Alleged victims of abuse at Miramonte Elementary have until July 5 to accept recent settlement offers from the Los Angeles Unified School District, officials said Tuesday.
The school district pressed its point with a new website that emphasized that fact with a countdown clock clicking toward the deadline second by second.
“The reason we’re setting up the website is to provide information to the community — both to the community at Miramonte and to the taxpaying community at large,” said Sean Rossall, an L.A. Unified spokesman.
“There is a finite time on these offers,” he said. “The idea is not to ratchet up the pressure, but to make sure the community understands there are deadlines on this.”
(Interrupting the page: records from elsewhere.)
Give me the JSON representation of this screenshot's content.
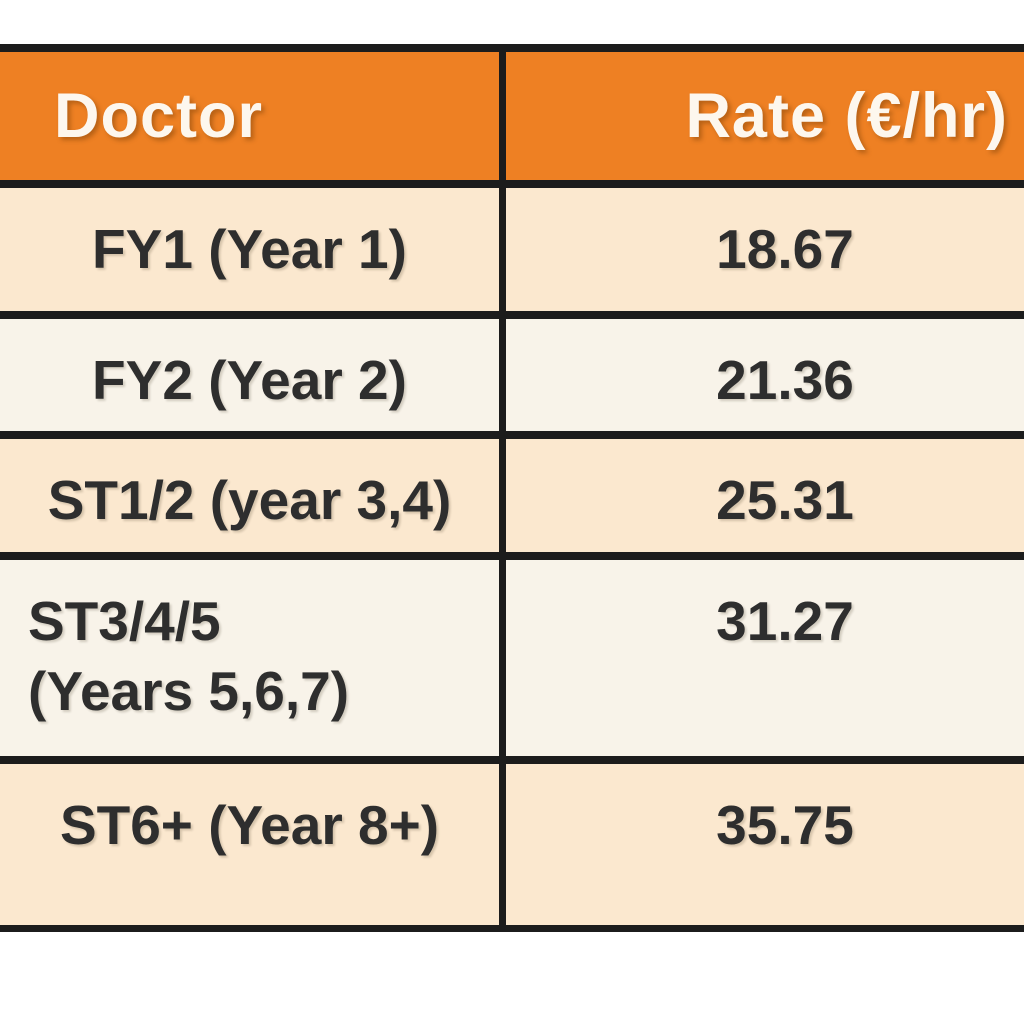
{
  "chart_data": {
    "type": "table",
    "columns": [
      "Doctor",
      "Rate (€/hr)"
    ],
    "rows": [
      [
        "FY1 (Year 1)",
        18.67
      ],
      [
        "FY2 (Year 2)",
        21.36
      ],
      [
        "ST1/2 (year 3,4)",
        25.31
      ],
      [
        "ST3/4/5 (Years 5,6,7)",
        31.27
      ],
      [
        "ST6+ (Year 8+)",
        35.75
      ]
    ]
  },
  "table": {
    "header": {
      "doctor": "Doctor",
      "rate": "Rate (€/hr)"
    },
    "rows": [
      {
        "doctor": "FY1 (Year 1)",
        "rate": "18.67"
      },
      {
        "doctor": "FY2 (Year 2)",
        "rate": "21.36"
      },
      {
        "doctor": "ST1/2 (year 3,4)",
        "rate": "25.31"
      },
      {
        "doctor": "ST3/4/5\n(Years 5,6,7)",
        "rate": "31.27"
      },
      {
        "doctor": "ST6+ (Year 8+)",
        "rate": "35.75"
      }
    ]
  },
  "colors": {
    "header_bg": "#ee8023",
    "row_cream": "#fbe8cf",
    "row_offwhite": "#f8f3e9",
    "grid_border": "#1c1c1c",
    "header_text": "#fdf7ee",
    "body_text": "#2e2e2e",
    "page_bg": "#ffffff"
  }
}
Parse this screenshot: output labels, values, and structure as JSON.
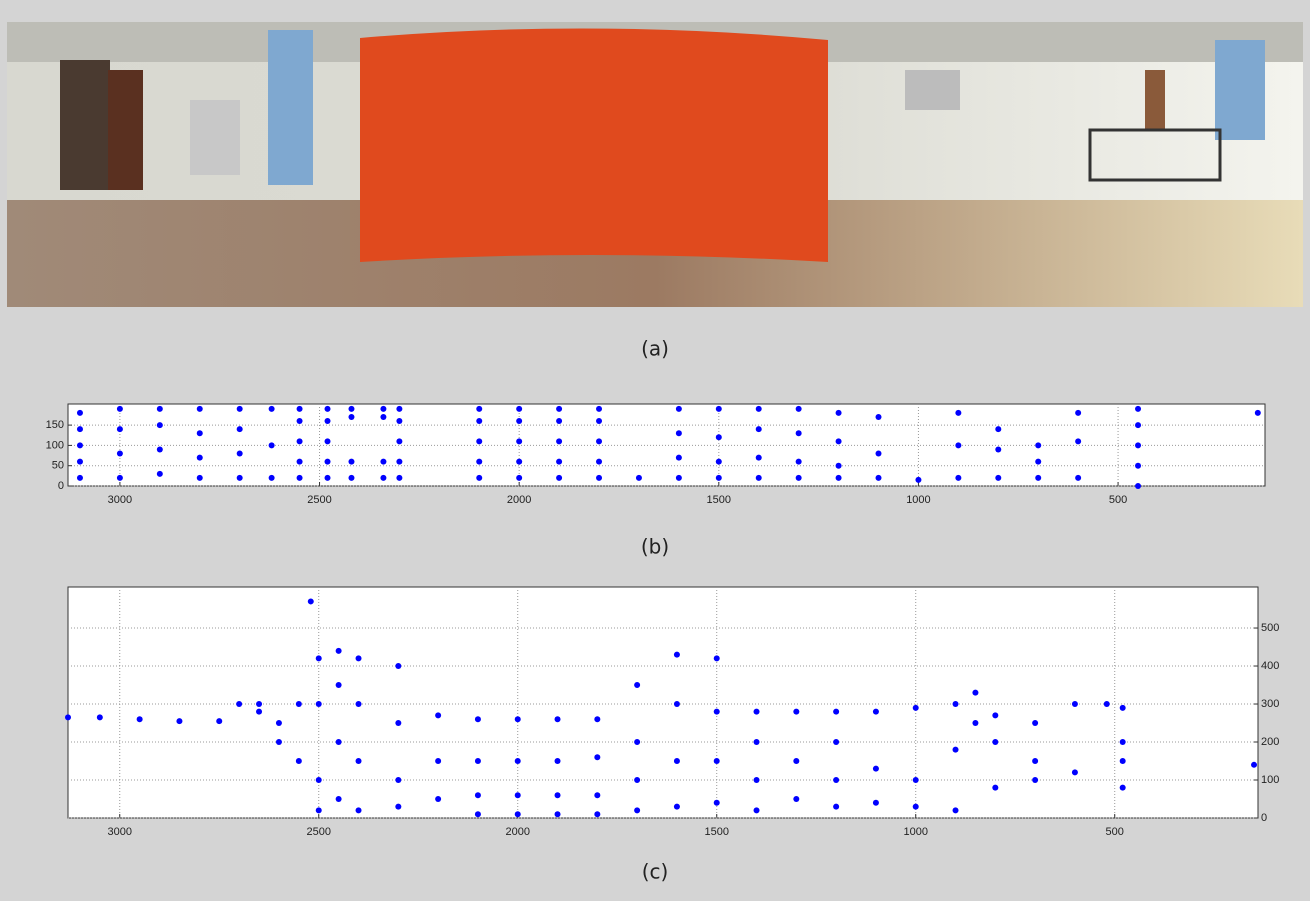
{
  "captions": [
    "(a)",
    "(b)",
    "(c)"
  ],
  "chart_data": [
    {
      "type": "scatter",
      "color": "#0000ff",
      "grid": true,
      "y_axis_side": "left",
      "xlim": [
        3130,
        132
      ],
      "ylim": [
        0,
        202
      ],
      "xticks": [
        3000,
        2500,
        2000,
        1500,
        1000,
        500
      ],
      "yticks": [
        0,
        50,
        100,
        150
      ],
      "x": [
        3100,
        3100,
        3100,
        3100,
        3100,
        3000,
        3000,
        3000,
        3000,
        2900,
        2900,
        2900,
        2900,
        2800,
        2800,
        2800,
        2800,
        2700,
        2700,
        2700,
        2700,
        2620,
        2620,
        2620,
        2550,
        2550,
        2550,
        2550,
        2550,
        2480,
        2480,
        2480,
        2480,
        2480,
        2420,
        2420,
        2420,
        2420,
        2340,
        2340,
        2340,
        2340,
        2300,
        2300,
        2300,
        2300,
        2300,
        2100,
        2100,
        2100,
        2100,
        2100,
        2000,
        2000,
        2000,
        2000,
        2000,
        1900,
        1900,
        1900,
        1900,
        1900,
        1800,
        1800,
        1800,
        1800,
        1800,
        1700,
        1600,
        1600,
        1600,
        1600,
        1500,
        1500,
        1500,
        1500,
        1400,
        1400,
        1400,
        1400,
        1300,
        1300,
        1300,
        1300,
        1200,
        1200,
        1200,
        1200,
        1100,
        1100,
        1100,
        1000,
        900,
        900,
        900,
        800,
        800,
        800,
        700,
        700,
        700,
        600,
        600,
        600,
        450,
        450,
        450,
        450,
        450,
        150
      ],
      "values": [
        20,
        60,
        100,
        140,
        180,
        20,
        80,
        140,
        190,
        30,
        90,
        150,
        190,
        20,
        70,
        130,
        190,
        20,
        80,
        140,
        190,
        20,
        100,
        190,
        20,
        60,
        110,
        160,
        190,
        20,
        60,
        110,
        160,
        190,
        20,
        60,
        170,
        190,
        20,
        60,
        170,
        190,
        20,
        60,
        110,
        160,
        190,
        20,
        60,
        110,
        160,
        190,
        20,
        60,
        110,
        160,
        190,
        20,
        60,
        110,
        160,
        190,
        20,
        60,
        110,
        160,
        190,
        20,
        20,
        70,
        130,
        190,
        20,
        60,
        120,
        190,
        20,
        70,
        140,
        190,
        20,
        60,
        130,
        190,
        20,
        50,
        110,
        180,
        20,
        80,
        170,
        15,
        20,
        100,
        180,
        20,
        90,
        140,
        20,
        60,
        100,
        20,
        110,
        180,
        0,
        50,
        100,
        150,
        190,
        180
      ]
    },
    {
      "type": "scatter",
      "color": "#0000ff",
      "grid": true,
      "y_axis_side": "right",
      "xlim": [
        3130,
        140
      ],
      "ylim": [
        0,
        608
      ],
      "xticks": [
        3000,
        2500,
        2000,
        1500,
        1000,
        500
      ],
      "yticks": [
        0,
        100,
        200,
        300,
        400,
        500
      ],
      "x": [
        3130,
        3050,
        2950,
        2850,
        2750,
        2700,
        2650,
        2650,
        2600,
        2600,
        2550,
        2550,
        2500,
        2500,
        2500,
        2500,
        2520,
        2450,
        2450,
        2450,
        2450,
        2400,
        2400,
        2400,
        2400,
        2300,
        2300,
        2300,
        2300,
        2200,
        2200,
        2200,
        2100,
        2100,
        2100,
        2100,
        2000,
        2000,
        2000,
        2000,
        1900,
        1900,
        1900,
        1900,
        1800,
        1800,
        1800,
        1800,
        1700,
        1700,
        1700,
        1700,
        1600,
        1600,
        1600,
        1600,
        1500,
        1500,
        1500,
        1500,
        1400,
        1400,
        1400,
        1400,
        1300,
        1300,
        1300,
        1200,
        1200,
        1200,
        1200,
        1100,
        1100,
        1100,
        1000,
        1000,
        1000,
        900,
        900,
        900,
        850,
        850,
        800,
        800,
        800,
        700,
        700,
        700,
        600,
        600,
        520,
        480,
        480,
        480,
        480,
        150
      ],
      "values": [
        265,
        265,
        260,
        255,
        255,
        300,
        280,
        300,
        250,
        200,
        300,
        150,
        420,
        300,
        100,
        20,
        570,
        440,
        350,
        200,
        50,
        420,
        300,
        150,
        20,
        400,
        250,
        100,
        30,
        270,
        150,
        50,
        260,
        150,
        60,
        10,
        260,
        150,
        60,
        10,
        260,
        150,
        60,
        10,
        260,
        160,
        60,
        10,
        350,
        200,
        100,
        20,
        430,
        300,
        150,
        30,
        420,
        280,
        150,
        40,
        280,
        200,
        100,
        20,
        280,
        150,
        50,
        280,
        200,
        100,
        30,
        280,
        130,
        40,
        290,
        100,
        30,
        300,
        180,
        20,
        330,
        250,
        270,
        200,
        80,
        250,
        150,
        100,
        300,
        120,
        300,
        290,
        200,
        150,
        80,
        140
      ]
    }
  ]
}
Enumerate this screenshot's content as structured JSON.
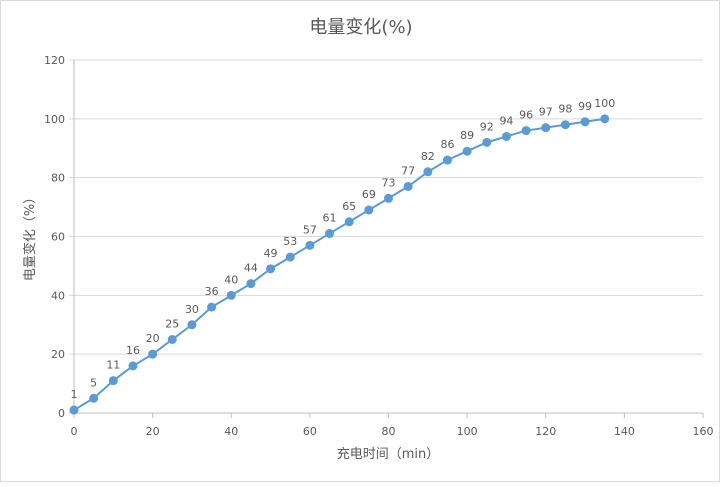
{
  "chart_data": {
    "type": "line",
    "title": "电量变化(%)",
    "xlabel": "充电时间（min）",
    "ylabel": "电量变化（%）",
    "xlim": [
      0,
      160
    ],
    "ylim": [
      0,
      120
    ],
    "xticks": [
      0,
      20,
      40,
      60,
      80,
      100,
      120,
      140,
      160
    ],
    "yticks": [
      0,
      20,
      40,
      60,
      80,
      100,
      120
    ],
    "grid": "horizontal",
    "legend": "none",
    "series": [
      {
        "name": "电量变化(%)",
        "color": "#5b9bd5",
        "x": [
          0,
          5,
          10,
          15,
          20,
          25,
          30,
          35,
          40,
          45,
          50,
          55,
          60,
          65,
          70,
          75,
          80,
          85,
          90,
          95,
          100,
          105,
          110,
          115,
          120,
          125,
          130,
          135
        ],
        "values": [
          1,
          5,
          11,
          16,
          20,
          25,
          30,
          36,
          40,
          44,
          49,
          53,
          57,
          61,
          65,
          69,
          73,
          77,
          82,
          86,
          89,
          92,
          94,
          96,
          97,
          98,
          99,
          100
        ],
        "data_labels": true
      }
    ]
  }
}
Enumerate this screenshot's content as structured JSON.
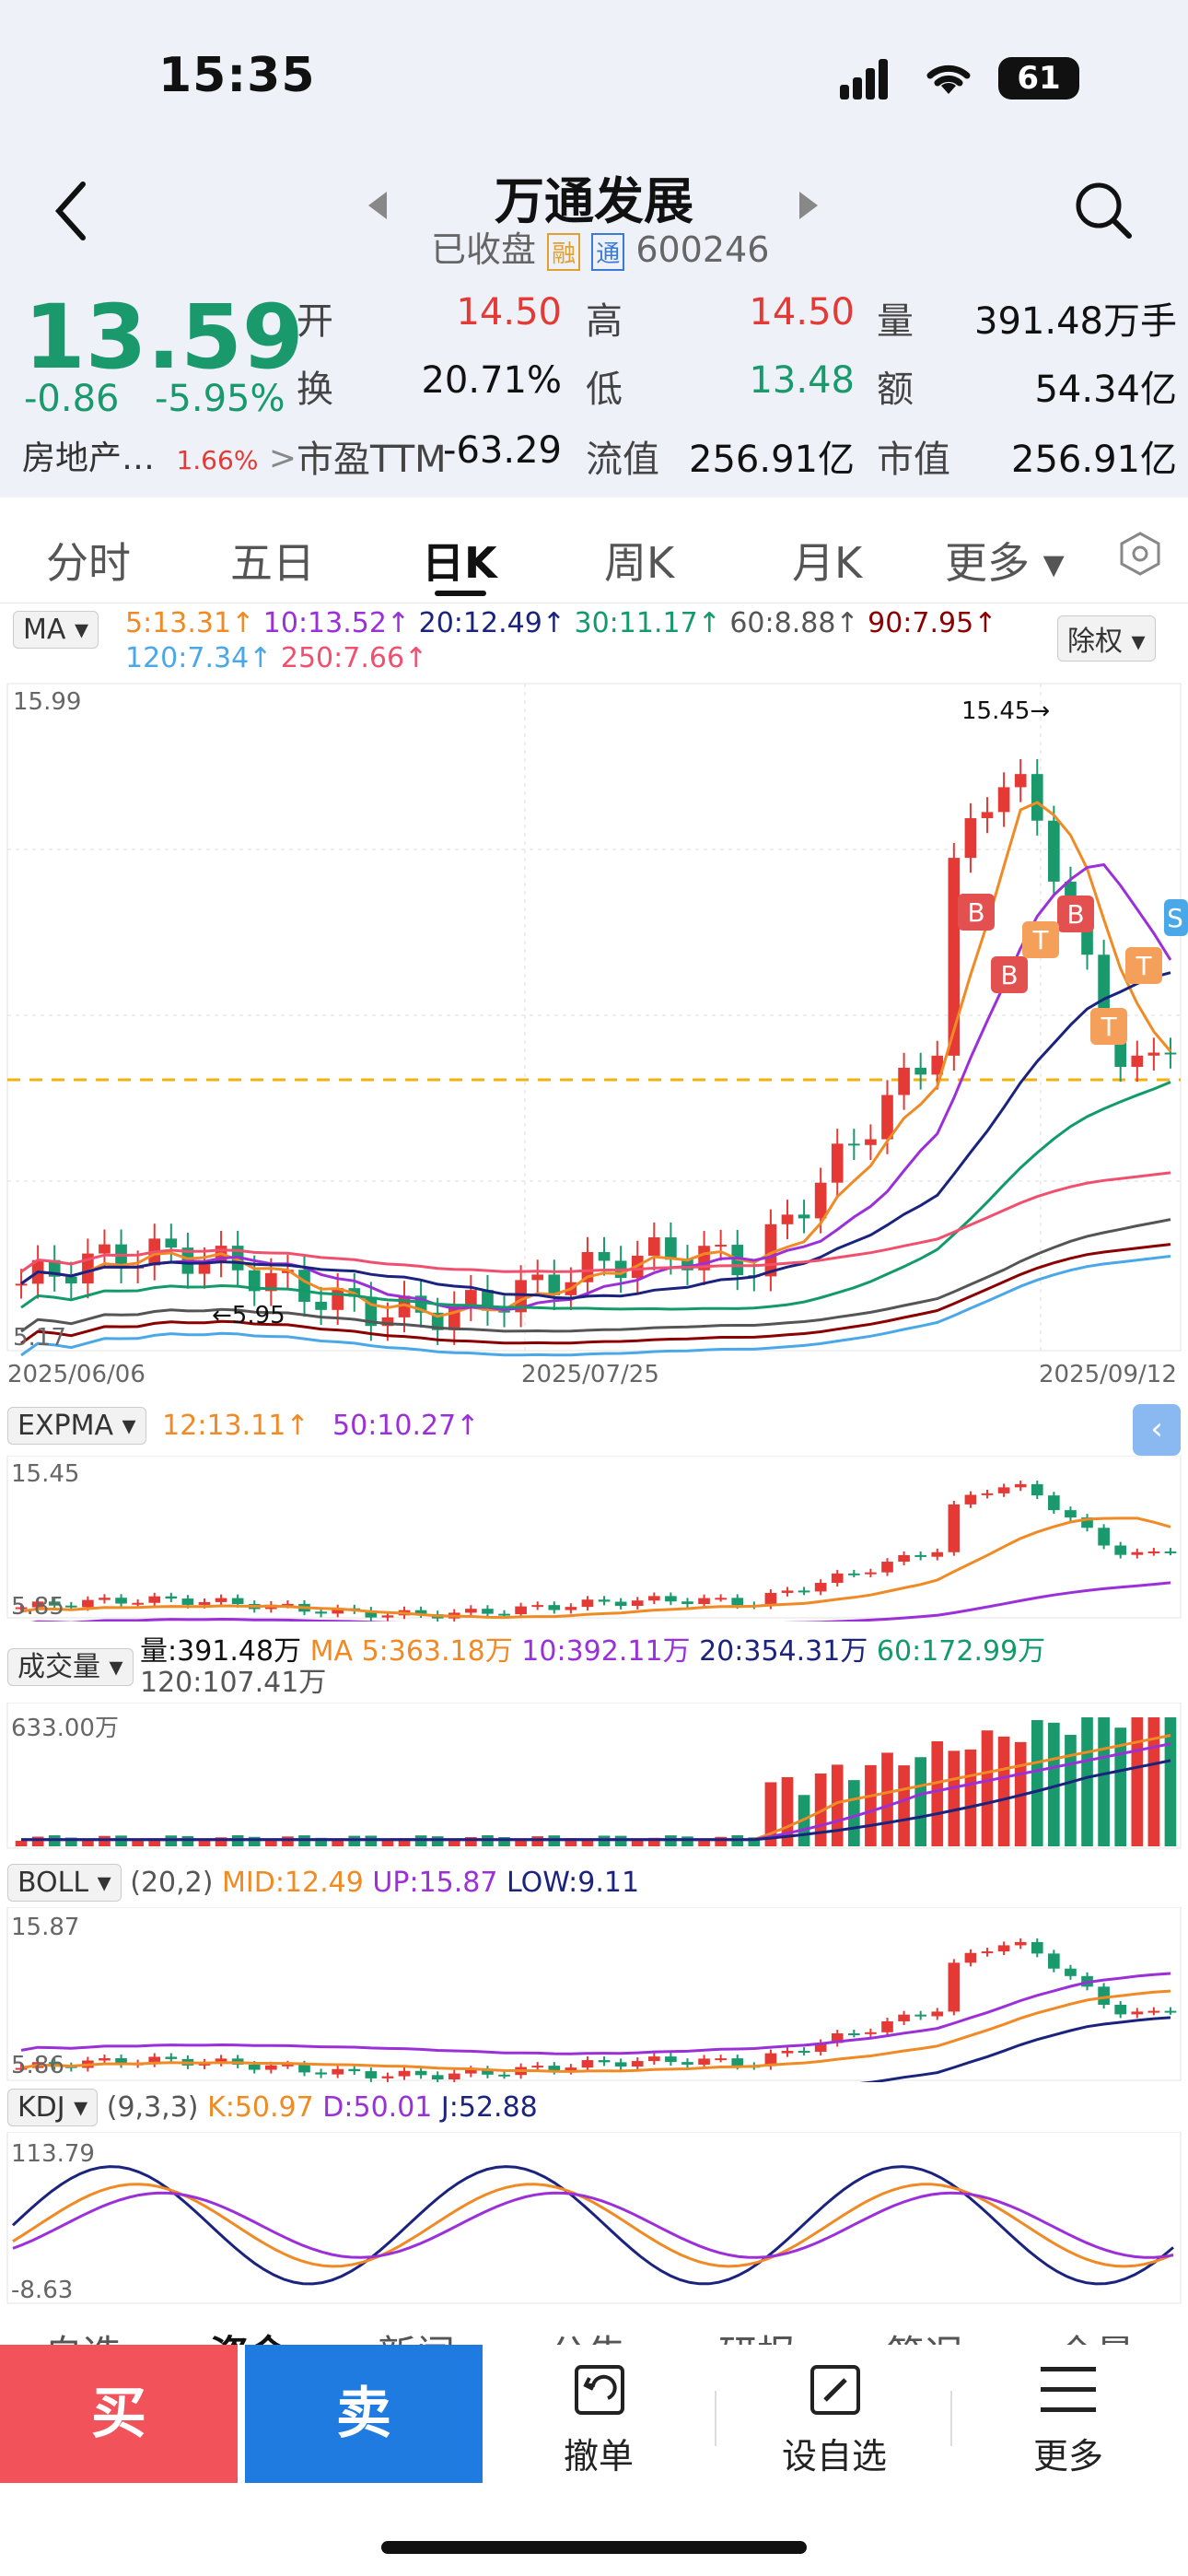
{
  "status_bar": {
    "time": "15:35",
    "battery": "61"
  },
  "header": {
    "title": "万通发展",
    "status": "已收盘",
    "badge_rong": "融",
    "badge_tong": "通",
    "code": "600246"
  },
  "quote": {
    "price": "13.59",
    "change": "-0.86",
    "change_pct": "-5.95%",
    "sector": "房地产…",
    "sector_pct": "1.66%",
    "open_label": "开",
    "open": "14.50",
    "high_label": "高",
    "high": "14.50",
    "volume_label": "量",
    "volume": "391.48万手",
    "turnover_label": "换",
    "turnover": "20.71%",
    "low_label": "低",
    "low": "13.48",
    "amount_label": "额",
    "amount": "54.34亿",
    "pe_label": "市盈TTM",
    "pe": "-63.29",
    "float_label": "流值",
    "float_value": "256.91亿",
    "cap_label": "市值",
    "cap": "256.91亿",
    "colors": {
      "up": "#e53935",
      "down": "#1a9a6c"
    }
  },
  "tabs": [
    "分时",
    "五日",
    "日K",
    "周K",
    "月K",
    "更多 ▾"
  ],
  "ma_legend": {
    "label": "MA ▾",
    "items": [
      {
        "text": "5:13.31↑",
        "color": "#f08a24"
      },
      {
        "text": "10:13.52↑",
        "color": "#9b30d9"
      },
      {
        "text": "20:12.49↑",
        "color": "#1a237e"
      },
      {
        "text": "30:11.17↑",
        "color": "#139a6b"
      },
      {
        "text": "60:8.88↑",
        "color": "#555555"
      },
      {
        "text": "90:7.95↑",
        "color": "#8b0000"
      },
      {
        "text": "120:7.34↑",
        "color": "#4aa8e8"
      },
      {
        "text": "250:7.66↑",
        "color": "#f0506e"
      }
    ],
    "adjust": "除权 ▾"
  },
  "main_chart": {
    "y_top": "15.99",
    "y_bottom": "5.17",
    "max_label": "15.45→",
    "min_label": "←5.95",
    "dates": [
      "2025/06/06",
      "2025/07/25",
      "2025/09/12"
    ]
  },
  "expma": {
    "label": "EXPMA ▾",
    "v1": "12:13.11↑",
    "v2": "50:10.27↑",
    "y_top": "15.45",
    "y_bottom": "5.85"
  },
  "volume": {
    "label": "成交量 ▾",
    "v0": "量:391.48万",
    "v1": "MA 5:363.18万",
    "v2": "10:392.11万",
    "v3": "20:354.31万",
    "v4": "60:172.99万",
    "v5": "120:107.41万",
    "y_top": "633.00万"
  },
  "boll": {
    "label": "BOLL ▾",
    "params": "(20,2)",
    "mid": "MID:12.49",
    "up": "UP:15.87",
    "low": "LOW:9.11",
    "y_top": "15.87",
    "y_bottom": "5.86"
  },
  "kdj": {
    "label": "KDJ ▾",
    "params": "(9,3,3)",
    "k": "K:50.97",
    "d": "D:50.01",
    "j": "J:52.88",
    "y_top": "113.79",
    "y_bottom": "-8.63"
  },
  "sub_tabs": [
    "自选",
    "资金",
    "新闻",
    "公告",
    "研报",
    "简况",
    "全景"
  ],
  "bottom_bar": {
    "buy": "买",
    "sell": "卖",
    "cancel": "撤单",
    "add_watch": "设自选",
    "more": "更多"
  }
}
Attorneys representing alleged victims have accused the district of trying to strong-arm their clients into settling for less than they deserve. They have scheduled a news conference for Wednesday morning to respond.
The damage claims stem from allegations that former teacher Mark Berndt spoon-fed his semen to blindfolded students as part of what he called a “tasting game,” among other alleged incidents of abusive conduct.
Berndt, 62, has pleaded not guilty and awaits trial.
The school district paid Bernt himself $40K to resign because they couldn’t fire him.
Initially, the district fired Berndt, but he challenged the decision and ultimately agreed to resign for a cash payout.
LAUSD spokesman Thomas Waldman explained to the Weekly that the school board wasn’t asked by its legal team what it preferred to do, saying the scandal hadn’t gone public when the settlement deal was finalized in June 20.
But remember: It’s always, always, all about the kids.